Но Настенька отказывалась от ее помощи, отталкивала ее протянутую руку, когда она стремилась ей помочь, ее поддержать. Она, по-видимому, поддавшись на уговоры шведского "папы", решила, что есть вокруг и другие люди, которые возможно много лучше ее русской мамы, и от мамы отвернулась. Тася пыталась с ней говорить, но чувствовала, что билась о глухую стену, девочка не хотела ее слышать. Действия бывшего мужа, мстительного интригана, были Таисии более понятны, он не стал им близким человеком, как они надеялись, а превратился в их врага. Но отношение ее родной дочери, которую она верно и преданно любила, ради которой жила в течение многих лет, было ей совершенно непонятно- это был удар в спину, это было противоестественно. Девочка разрушала свою жизнь и жизнь своей матери, губила их обеих беспощадно и жестоко.


                8
Мама Таисия старалась помочь своей дочери по-своему. Она не принуждала ее к еде, но она стала прибегать ко всяческим уловкам, чтобы девочка все-таки поела. Она старалась изо всех сил приготовить что-либо повкуснее, найти еду, которая бы ее девочке понравилась. И этим она ее все больше раздражала и отталкивала от себя, ее маленькая дочка любое упоминание о еде воспринимала болезненно, как угрозу ее весу и ее стилю жизни.

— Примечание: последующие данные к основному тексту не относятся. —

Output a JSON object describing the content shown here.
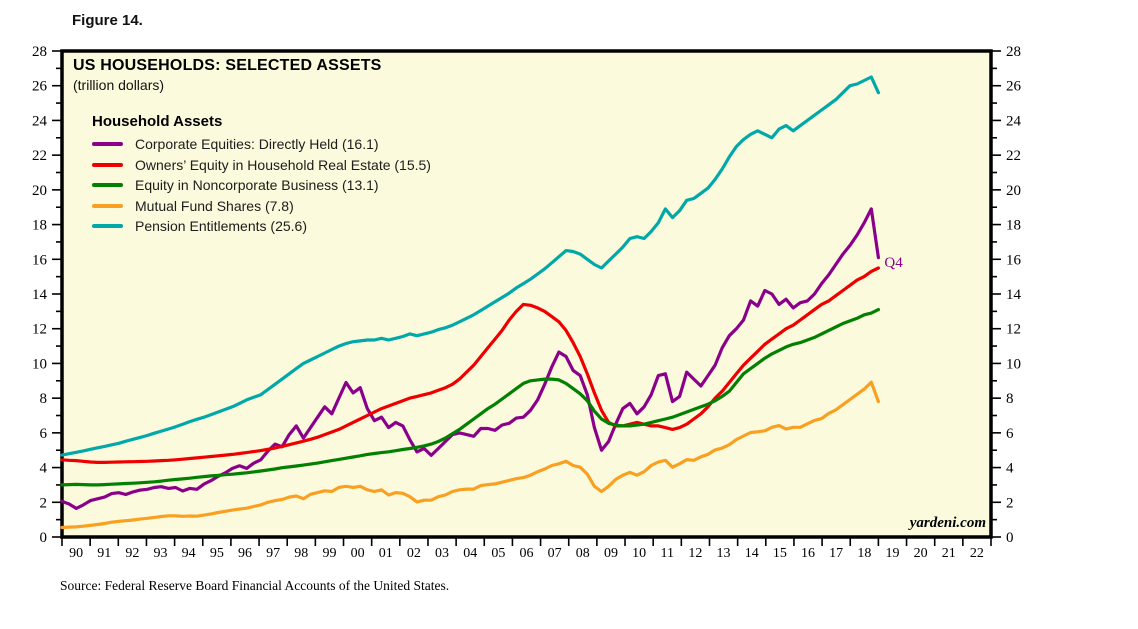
{
  "figure_label": "Figure 14.",
  "chart": {
    "title": "US HOUSEHOLDS: SELECTED ASSETS",
    "subtitle": "(trillion dollars)",
    "legend_header": "Household Assets",
    "annotation": "Q4",
    "watermark": "yardeni.com"
  },
  "source": "Source: Federal Reserve Board Financial Accounts of the United States.",
  "chart_data": {
    "type": "line",
    "title": "US HOUSEHOLDS: SELECTED ASSETS",
    "subtitle": "(trillion dollars)",
    "background_color": "#FBFADC",
    "frame_color": "#000000",
    "x_start": 1990,
    "x_step_years": 0.25,
    "x_axis": {
      "range": [
        1990,
        2023
      ],
      "tick_labels": [
        "90",
        "91",
        "92",
        "93",
        "94",
        "95",
        "96",
        "97",
        "98",
        "99",
        "00",
        "01",
        "02",
        "03",
        "04",
        "05",
        "06",
        "07",
        "08",
        "09",
        "10",
        "11",
        "12",
        "13",
        "14",
        "15",
        "16",
        "17",
        "18",
        "19",
        "20",
        "21",
        "22"
      ]
    },
    "y_axis": {
      "range": [
        0,
        28
      ],
      "major_step": 2,
      "minor_step": 1,
      "labels_on_both_sides": true
    },
    "annotation": {
      "text": "Q4",
      "value": 16.1,
      "color": "#8B008B"
    },
    "series": [
      {
        "name": "Corporate Equities: Directly Held (16.1)",
        "color": "#8B008B",
        "last_value": 16.1,
        "values": [
          2.05,
          1.9,
          1.65,
          1.85,
          2.1,
          2.2,
          2.3,
          2.5,
          2.55,
          2.45,
          2.6,
          2.7,
          2.75,
          2.85,
          2.9,
          2.8,
          2.85,
          2.65,
          2.8,
          2.75,
          3.05,
          3.25,
          3.5,
          3.7,
          3.95,
          4.1,
          3.95,
          4.25,
          4.45,
          4.95,
          5.35,
          5.2,
          5.9,
          6.4,
          5.7,
          6.3,
          6.9,
          7.5,
          7.1,
          8.0,
          8.9,
          8.3,
          8.6,
          7.4,
          6.7,
          6.9,
          6.3,
          6.6,
          6.4,
          5.6,
          4.9,
          5.1,
          4.7,
          5.1,
          5.5,
          5.9,
          6.0,
          5.9,
          5.8,
          6.25,
          6.25,
          6.15,
          6.45,
          6.55,
          6.85,
          6.9,
          7.3,
          7.9,
          8.8,
          9.8,
          10.65,
          10.4,
          9.6,
          9.3,
          8.2,
          6.3,
          5.0,
          5.5,
          6.5,
          7.4,
          7.7,
          7.1,
          7.5,
          8.2,
          9.3,
          9.4,
          7.8,
          8.1,
          9.5,
          9.1,
          8.7,
          9.3,
          9.9,
          10.9,
          11.6,
          12.0,
          12.5,
          13.6,
          13.3,
          14.2,
          14.0,
          13.4,
          13.7,
          13.2,
          13.5,
          13.6,
          14.0,
          14.6,
          15.1,
          15.7,
          16.3,
          16.8,
          17.4,
          18.1,
          18.9,
          16.1
        ]
      },
      {
        "name": "Owners’ Equity in Household Real Estate (15.5)",
        "color": "#EE0000",
        "last_value": 15.5,
        "values": [
          4.45,
          4.42,
          4.4,
          4.36,
          4.32,
          4.3,
          4.3,
          4.31,
          4.32,
          4.33,
          4.34,
          4.35,
          4.36,
          4.38,
          4.4,
          4.42,
          4.45,
          4.48,
          4.52,
          4.56,
          4.6,
          4.64,
          4.68,
          4.72,
          4.76,
          4.81,
          4.86,
          4.92,
          4.98,
          5.05,
          5.13,
          5.22,
          5.32,
          5.42,
          5.52,
          5.63,
          5.75,
          5.9,
          6.05,
          6.2,
          6.4,
          6.6,
          6.8,
          7.0,
          7.2,
          7.4,
          7.55,
          7.7,
          7.85,
          8.0,
          8.1,
          8.2,
          8.3,
          8.45,
          8.6,
          8.8,
          9.1,
          9.5,
          9.9,
          10.4,
          10.9,
          11.4,
          11.9,
          12.5,
          13.0,
          13.4,
          13.35,
          13.2,
          13.0,
          12.7,
          12.4,
          11.9,
          11.2,
          10.4,
          9.4,
          8.3,
          7.3,
          6.6,
          6.4,
          6.4,
          6.5,
          6.6,
          6.5,
          6.4,
          6.4,
          6.3,
          6.2,
          6.3,
          6.5,
          6.8,
          7.1,
          7.5,
          8.0,
          8.4,
          8.9,
          9.4,
          9.9,
          10.3,
          10.7,
          11.1,
          11.4,
          11.7,
          12.0,
          12.2,
          12.5,
          12.8,
          13.1,
          13.4,
          13.6,
          13.9,
          14.2,
          14.5,
          14.8,
          15.0,
          15.3,
          15.5
        ]
      },
      {
        "name": "Equity in Noncorporate Business (13.1)",
        "color": "#018001",
        "last_value": 13.1,
        "values": [
          3.0,
          3.02,
          3.03,
          3.02,
          3.0,
          3.0,
          3.02,
          3.04,
          3.06,
          3.08,
          3.1,
          3.12,
          3.15,
          3.18,
          3.22,
          3.27,
          3.31,
          3.35,
          3.39,
          3.44,
          3.48,
          3.52,
          3.55,
          3.59,
          3.62,
          3.66,
          3.7,
          3.75,
          3.8,
          3.86,
          3.92,
          3.99,
          4.04,
          4.09,
          4.14,
          4.2,
          4.26,
          4.33,
          4.4,
          4.47,
          4.54,
          4.61,
          4.68,
          4.76,
          4.81,
          4.86,
          4.91,
          4.97,
          5.04,
          5.1,
          5.17,
          5.25,
          5.35,
          5.5,
          5.7,
          5.95,
          6.2,
          6.5,
          6.8,
          7.1,
          7.4,
          7.65,
          7.95,
          8.25,
          8.55,
          8.85,
          9.0,
          9.05,
          9.1,
          9.1,
          9.05,
          8.85,
          8.55,
          8.25,
          7.85,
          7.25,
          6.8,
          6.55,
          6.45,
          6.4,
          6.4,
          6.45,
          6.5,
          6.6,
          6.7,
          6.8,
          6.9,
          7.05,
          7.2,
          7.35,
          7.5,
          7.65,
          7.85,
          8.1,
          8.4,
          8.9,
          9.4,
          9.7,
          10.0,
          10.3,
          10.55,
          10.75,
          10.95,
          11.1,
          11.2,
          11.35,
          11.5,
          11.7,
          11.9,
          12.1,
          12.3,
          12.45,
          12.6,
          12.8,
          12.9,
          13.1
        ]
      },
      {
        "name": "Mutual Fund Shares (7.8)",
        "color": "#FAA021",
        "last_value": 7.8,
        "values": [
          0.55,
          0.57,
          0.58,
          0.62,
          0.67,
          0.72,
          0.78,
          0.85,
          0.9,
          0.94,
          0.98,
          1.03,
          1.08,
          1.13,
          1.18,
          1.22,
          1.22,
          1.19,
          1.21,
          1.2,
          1.26,
          1.33,
          1.41,
          1.48,
          1.55,
          1.61,
          1.66,
          1.76,
          1.85,
          2.0,
          2.1,
          2.16,
          2.3,
          2.36,
          2.2,
          2.46,
          2.56,
          2.66,
          2.62,
          2.86,
          2.92,
          2.86,
          2.92,
          2.72,
          2.62,
          2.72,
          2.42,
          2.56,
          2.52,
          2.32,
          2.02,
          2.12,
          2.12,
          2.32,
          2.42,
          2.62,
          2.72,
          2.76,
          2.76,
          2.96,
          3.02,
          3.06,
          3.16,
          3.26,
          3.36,
          3.42,
          3.56,
          3.76,
          3.92,
          4.12,
          4.22,
          4.36,
          4.12,
          4.02,
          3.62,
          2.92,
          2.62,
          2.92,
          3.32,
          3.56,
          3.72,
          3.56,
          3.76,
          4.12,
          4.32,
          4.42,
          4.02,
          4.22,
          4.46,
          4.42,
          4.62,
          4.76,
          5.02,
          5.12,
          5.32,
          5.62,
          5.82,
          6.02,
          6.06,
          6.12,
          6.32,
          6.42,
          6.22,
          6.32,
          6.32,
          6.52,
          6.72,
          6.82,
          7.12,
          7.32,
          7.62,
          7.92,
          8.22,
          8.52,
          8.92,
          7.8
        ]
      },
      {
        "name": "Pension Entitlements (25.6)",
        "color": "#00A8A8",
        "last_value": 25.6,
        "values": [
          4.72,
          4.8,
          4.88,
          4.96,
          5.05,
          5.14,
          5.22,
          5.31,
          5.4,
          5.52,
          5.63,
          5.74,
          5.85,
          5.98,
          6.1,
          6.22,
          6.35,
          6.5,
          6.65,
          6.78,
          6.9,
          7.05,
          7.2,
          7.35,
          7.5,
          7.7,
          7.9,
          8.05,
          8.2,
          8.5,
          8.8,
          9.1,
          9.4,
          9.7,
          10.0,
          10.2,
          10.4,
          10.6,
          10.8,
          11.0,
          11.15,
          11.25,
          11.3,
          11.35,
          11.35,
          11.45,
          11.35,
          11.45,
          11.55,
          11.7,
          11.6,
          11.7,
          11.8,
          11.95,
          12.05,
          12.2,
          12.4,
          12.6,
          12.8,
          13.05,
          13.3,
          13.55,
          13.8,
          14.05,
          14.35,
          14.6,
          14.85,
          15.15,
          15.45,
          15.8,
          16.15,
          16.5,
          16.45,
          16.3,
          16.0,
          15.7,
          15.5,
          15.9,
          16.3,
          16.7,
          17.2,
          17.3,
          17.2,
          17.6,
          18.1,
          18.9,
          18.4,
          18.8,
          19.4,
          19.5,
          19.8,
          20.1,
          20.6,
          21.2,
          21.9,
          22.5,
          22.9,
          23.2,
          23.4,
          23.2,
          23.0,
          23.5,
          23.7,
          23.4,
          23.7,
          24.0,
          24.3,
          24.6,
          24.9,
          25.2,
          25.6,
          26.0,
          26.1,
          26.3,
          26.5,
          25.6
        ]
      }
    ]
  }
}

Как-то вечером, когда Настенька в очередной раз отказалась ужинать, поставила Тася в ее комнату тарелку с орешками, надеясь, что девочка что-нибудь все-таки перехватит. И что тут началось! Настя стала с ненавистью кричать на нее и звонить в шведскую организацию защиты детей, а потом и в полицию.

Таисия была в отчаянии, она не  понимала, что происходит с ее маленькой девочкой, и в чем она провинилась перед ней, ну что она сделала такого, зачем нужно звонить в полицию, в шведскую полицию, которая к ним, ко всем русским, относились настороженно и с предубеждением?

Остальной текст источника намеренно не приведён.